I look around stunned, trying to catch a glimpse of him among the crowd. I feel my heart pounding up to my throat. Nothing. I run away. I want this game to end as soon as possible.
Evening. I am sitting on the grass by the river. The last windows have lit up and the water reflects them like shaking fireflies. This landscape gives me un unreal sense of peace. I close my eyes. I imagine all the things that I left behind, all the time wasted. It is true, until now I have lived my life looking through a screen. I am still in unstable balance, tired and scared like a hunted prey. What should I do now? I have to find the strength to go back to reality. I get up and take my bag with habitual resignation.

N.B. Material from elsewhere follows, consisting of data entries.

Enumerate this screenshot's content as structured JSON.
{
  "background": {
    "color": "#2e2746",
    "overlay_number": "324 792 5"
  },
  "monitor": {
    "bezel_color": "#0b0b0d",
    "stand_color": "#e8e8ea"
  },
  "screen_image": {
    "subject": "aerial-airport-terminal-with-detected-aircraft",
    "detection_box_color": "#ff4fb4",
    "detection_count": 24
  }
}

Then I glance at the cover of the book. “Illusion”. I smile. This wasn’t the title I chose. I think that there is a fine sense of irony in all this. I am still paralysed, squeezing the card in my hand.
Then something lights up inside me and all becomes clear, tidy.
There is no going back. Maybe everything is wrong again, but I feel that it now makes sense. It has to. I toss the card in the river and start to walk away. I feel free and unusually happy. There must still be a train at this time.